A complete reconstruction of a penis is done on both cisgendered men and on transmen.
The basic procedures have similarities (except in extreme cases of micro/macropenis), although surgery on cisgendered men can be simpler, since the urethra still ends in the front of the genital area, whereas the urethras of transmen end near the vaginal opening and have to be lengthened considerably. The lengthening of the urethra is a difficult part of total phalloplasty, and also the one where complications often occur.
An erectile prosthesis can be inserted into the neophallus to replace the erectile tissue and enable sexual penetration. A separate surgery is done for this to enable healing. Several types of erectile prostheses are there ranging from malleable rod-like medical devices so the neo-penis can either stand up or hang down, to elaborate pumping systems. In order for this to be a safe option, Penile implants require a neophallus of appropriate length and volume. The long term success rates of implants in a reconstructed penis have been poor. Good sensation of the reconstruction can help reduce the risk for the implant eventually eroding through the skin. It is for this reason that living bone was first used inside the reconstruction. Long-term follow-up studies from Germany and Turkey of more than 10 years now prove that these reconstructions maintain their stiffness without late complications.
There are three different techniques for phalloplasty using graft from the arm, leg, abdomen or musculocutaneous latissimus dorsi.

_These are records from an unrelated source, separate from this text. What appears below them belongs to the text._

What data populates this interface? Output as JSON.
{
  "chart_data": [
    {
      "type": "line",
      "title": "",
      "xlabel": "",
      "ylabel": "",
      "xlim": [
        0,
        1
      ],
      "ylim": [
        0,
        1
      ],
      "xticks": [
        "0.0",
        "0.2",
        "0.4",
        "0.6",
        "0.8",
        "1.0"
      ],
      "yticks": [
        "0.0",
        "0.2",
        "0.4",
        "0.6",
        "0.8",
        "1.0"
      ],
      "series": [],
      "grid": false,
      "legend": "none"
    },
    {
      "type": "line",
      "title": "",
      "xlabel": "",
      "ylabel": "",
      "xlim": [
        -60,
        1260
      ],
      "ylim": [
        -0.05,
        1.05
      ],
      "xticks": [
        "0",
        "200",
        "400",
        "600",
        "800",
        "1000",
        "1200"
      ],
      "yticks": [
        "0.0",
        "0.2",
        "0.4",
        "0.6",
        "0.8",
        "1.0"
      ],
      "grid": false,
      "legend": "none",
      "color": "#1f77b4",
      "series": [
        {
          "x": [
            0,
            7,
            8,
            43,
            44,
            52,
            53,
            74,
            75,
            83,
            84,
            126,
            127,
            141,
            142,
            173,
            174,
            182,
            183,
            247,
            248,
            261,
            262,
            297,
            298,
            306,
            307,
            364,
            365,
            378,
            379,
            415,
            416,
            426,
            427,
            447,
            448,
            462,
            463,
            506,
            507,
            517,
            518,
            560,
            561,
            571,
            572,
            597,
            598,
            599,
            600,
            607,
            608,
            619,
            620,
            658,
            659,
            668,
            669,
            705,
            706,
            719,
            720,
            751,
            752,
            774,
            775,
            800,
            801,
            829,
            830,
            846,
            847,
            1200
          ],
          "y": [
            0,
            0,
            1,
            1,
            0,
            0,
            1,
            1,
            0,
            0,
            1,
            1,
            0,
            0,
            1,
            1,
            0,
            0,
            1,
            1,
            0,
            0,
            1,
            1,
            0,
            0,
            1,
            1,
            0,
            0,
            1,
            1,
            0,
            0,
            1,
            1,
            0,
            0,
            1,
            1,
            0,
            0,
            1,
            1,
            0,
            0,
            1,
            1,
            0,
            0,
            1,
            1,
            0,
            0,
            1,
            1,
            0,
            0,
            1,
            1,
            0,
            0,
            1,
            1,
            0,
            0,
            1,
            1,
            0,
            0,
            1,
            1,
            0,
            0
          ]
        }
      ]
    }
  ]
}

This technique involves using a free graft of tissue that is removed from its original place, rolled up, with a part of it forming the new urethra and grafted to its new place between the thighs. In the past, the donor site was usually the inner side of the forearm but sometimes the upper arm, leg or abdomen can be used. The arm flap operation is easier to perform but requires an implant and has a cosmetically undesirable scar on the exposed area of the arm. The lower leg operation takes along with the skin a piece of the small bone of the leg. Like the appendix, humans can live fine without it. The scar in the leg is easily covered with a sock and hidden from view. These are the two operations which are used most commonly today in the world. They have normal skin on them and can have good cosmetic results. Skin grafted muscle flaps have fallen from popularity. The grafts have a less natural appearance and are less likely to maintain an implant long term.The four total phalloplasty method of penile reconstruction takes a period of 9-18 months
It is able to achieve the 12 major aesthetic and functional goals of modern penile reconstruction-a penis that:
▣ is large, with substantial volumeenables
▣ safe insertion of a prosthesis
▣ is hairless
▣ has satisfactory aesthetic appearance
▣ has normally colored skin
▣ has both penile tactile and erogenous sensation
▣ has a competent neo-urethra with a meatus at the top of the glans
▣ can have sexual intercourse
▣ leaves no conspicuous, disfiguring scars at the donor site
▣ has very low occurrence of disease or other complication
▣ achieves patient satisfaction
▣ improves quality of life
Sensation is retained through the clitoris which is at the base of the neo-phallus. Often a large nerve in the graft is connected to nerves either from the clitoris or other nearby nerves. In addition, nerves from the graft and the tissue it has been attached to usually connect after a while, thereby allowing additional sensation.
The forearm and leg flaps are the most common surgical techniques for total phalloplasty today. They remain the state of the day for both function and aesthetics. Muscle Flap procedures need long term publications of their function and aesthetics before making extreme claims of their popularity and superiority.